Rudolph Giuliani


New York City's Republican Mayor Rudolph Giuliani used the platform of a March 30 luncheon to appeal to federal and state governments and the courts to roll back unfunded mandates, leaving fund allocations to local discretion. Giuliani ticked off a string of his city's funding horror stories including one he suspected ought not be raised in a press club: New York is required by mandate to spend $175,000 a year for newspapers for the inmates of city jails. Another $400,000 is mandated to wash jail windows four times a year. As Mayor, Giuliani interjected, he has yet to see anyone dusting the panes at City Hall. Courts, said the Mayor, determined that jail meals were insufficiently warm: so there is now an order on the books to spend $300 million to rectify that. The same money, the Mayor protested, could build 15 schools, remodel playgrounds or expand the police force. Rounding out his list, Giuliani spoke of a new mandated water filtration plant in a city "whose water is already good enough to bottle, and better than the water of other cities here, in Europe or Asia." Giuliani said the federal government should stick to what it alone can do, sealing borders against illegal immigrants, deporting criminal aliens and negotiating international drug control agreements.

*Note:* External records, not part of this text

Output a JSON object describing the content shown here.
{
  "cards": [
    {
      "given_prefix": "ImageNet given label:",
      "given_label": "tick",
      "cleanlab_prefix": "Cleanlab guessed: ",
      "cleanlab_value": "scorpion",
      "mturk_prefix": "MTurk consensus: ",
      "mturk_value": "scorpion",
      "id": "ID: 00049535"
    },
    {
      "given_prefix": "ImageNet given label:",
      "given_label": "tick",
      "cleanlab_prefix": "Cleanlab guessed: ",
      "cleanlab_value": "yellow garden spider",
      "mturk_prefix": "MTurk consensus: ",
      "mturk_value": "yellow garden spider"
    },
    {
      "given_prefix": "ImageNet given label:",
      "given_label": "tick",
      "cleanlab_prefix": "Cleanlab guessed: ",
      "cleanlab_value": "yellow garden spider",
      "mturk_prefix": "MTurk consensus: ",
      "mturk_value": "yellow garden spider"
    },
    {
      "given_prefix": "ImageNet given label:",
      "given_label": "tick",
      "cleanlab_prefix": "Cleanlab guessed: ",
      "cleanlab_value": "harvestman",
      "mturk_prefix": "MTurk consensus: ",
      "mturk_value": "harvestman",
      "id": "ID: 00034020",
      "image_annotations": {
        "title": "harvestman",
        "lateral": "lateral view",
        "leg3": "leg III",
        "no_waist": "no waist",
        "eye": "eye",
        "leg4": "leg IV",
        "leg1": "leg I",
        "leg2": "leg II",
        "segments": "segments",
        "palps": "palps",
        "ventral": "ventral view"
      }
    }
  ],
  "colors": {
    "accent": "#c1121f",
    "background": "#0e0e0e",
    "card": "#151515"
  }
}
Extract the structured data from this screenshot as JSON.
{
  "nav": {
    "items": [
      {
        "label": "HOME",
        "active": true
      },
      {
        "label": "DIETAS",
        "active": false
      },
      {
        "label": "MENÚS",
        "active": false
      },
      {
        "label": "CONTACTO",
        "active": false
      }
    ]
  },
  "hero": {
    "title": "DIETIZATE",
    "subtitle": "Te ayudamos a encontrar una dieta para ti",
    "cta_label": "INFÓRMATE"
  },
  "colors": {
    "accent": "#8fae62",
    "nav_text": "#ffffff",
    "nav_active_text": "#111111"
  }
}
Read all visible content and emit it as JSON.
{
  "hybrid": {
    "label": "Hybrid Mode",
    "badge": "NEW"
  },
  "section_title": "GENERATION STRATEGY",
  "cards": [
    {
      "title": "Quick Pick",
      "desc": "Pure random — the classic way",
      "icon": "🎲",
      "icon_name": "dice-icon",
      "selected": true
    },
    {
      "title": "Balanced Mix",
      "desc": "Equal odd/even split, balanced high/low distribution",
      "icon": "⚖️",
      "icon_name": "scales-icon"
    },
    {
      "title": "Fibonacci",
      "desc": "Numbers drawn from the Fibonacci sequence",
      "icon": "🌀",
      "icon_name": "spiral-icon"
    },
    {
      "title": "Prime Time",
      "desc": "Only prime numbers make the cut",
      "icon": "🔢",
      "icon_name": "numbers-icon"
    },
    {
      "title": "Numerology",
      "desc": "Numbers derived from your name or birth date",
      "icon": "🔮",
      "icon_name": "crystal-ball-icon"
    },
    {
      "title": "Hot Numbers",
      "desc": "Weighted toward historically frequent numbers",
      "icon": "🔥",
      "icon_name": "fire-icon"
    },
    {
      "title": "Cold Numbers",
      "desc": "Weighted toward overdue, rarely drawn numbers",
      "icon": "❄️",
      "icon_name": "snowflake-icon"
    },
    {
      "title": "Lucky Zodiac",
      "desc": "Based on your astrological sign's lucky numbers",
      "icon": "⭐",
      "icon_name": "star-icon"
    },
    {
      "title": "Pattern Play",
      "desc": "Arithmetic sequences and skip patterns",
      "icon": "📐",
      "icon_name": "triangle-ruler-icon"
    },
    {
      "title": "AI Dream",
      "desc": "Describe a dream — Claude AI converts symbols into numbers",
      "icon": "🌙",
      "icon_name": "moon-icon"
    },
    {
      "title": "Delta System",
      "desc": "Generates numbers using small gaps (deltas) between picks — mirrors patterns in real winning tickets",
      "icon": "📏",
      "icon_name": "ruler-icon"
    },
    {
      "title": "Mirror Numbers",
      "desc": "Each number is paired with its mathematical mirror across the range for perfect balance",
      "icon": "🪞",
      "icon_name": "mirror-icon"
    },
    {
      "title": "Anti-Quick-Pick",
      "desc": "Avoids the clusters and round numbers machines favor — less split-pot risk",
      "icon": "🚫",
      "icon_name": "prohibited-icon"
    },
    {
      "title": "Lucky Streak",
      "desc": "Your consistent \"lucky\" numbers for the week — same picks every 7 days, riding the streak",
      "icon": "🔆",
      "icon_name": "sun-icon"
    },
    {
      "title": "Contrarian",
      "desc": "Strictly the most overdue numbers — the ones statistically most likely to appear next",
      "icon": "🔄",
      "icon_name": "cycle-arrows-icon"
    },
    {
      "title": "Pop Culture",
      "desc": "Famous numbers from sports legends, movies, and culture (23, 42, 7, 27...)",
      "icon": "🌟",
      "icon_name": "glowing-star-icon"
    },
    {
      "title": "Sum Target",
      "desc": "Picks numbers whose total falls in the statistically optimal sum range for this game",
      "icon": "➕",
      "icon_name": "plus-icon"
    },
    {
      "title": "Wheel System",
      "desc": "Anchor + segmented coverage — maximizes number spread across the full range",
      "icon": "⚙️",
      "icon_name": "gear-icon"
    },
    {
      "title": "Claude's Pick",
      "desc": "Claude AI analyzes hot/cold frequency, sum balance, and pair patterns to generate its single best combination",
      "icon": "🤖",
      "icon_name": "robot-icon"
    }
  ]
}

Far from accomplishing that, he said, New York City now harbors an estimated 400,00 illegal aliens while only 772 were deported from the New York area in the past year. Feisty and smiling, Giuliani was asked whether he would accept the No. 2 spot on a 1996 Republican Ticket. The New York Mayor laughed in reply that there might be some doubts about the political savvy of one who backed Democrat Mario Cuomo in his unsuccessful bid for re-election as Governor of New York. Then, more seriously, he added that his desire for now is to concentrate on helping American urban areas. The National Press Club Record Volume XLV, No. 13. April 6, 1995.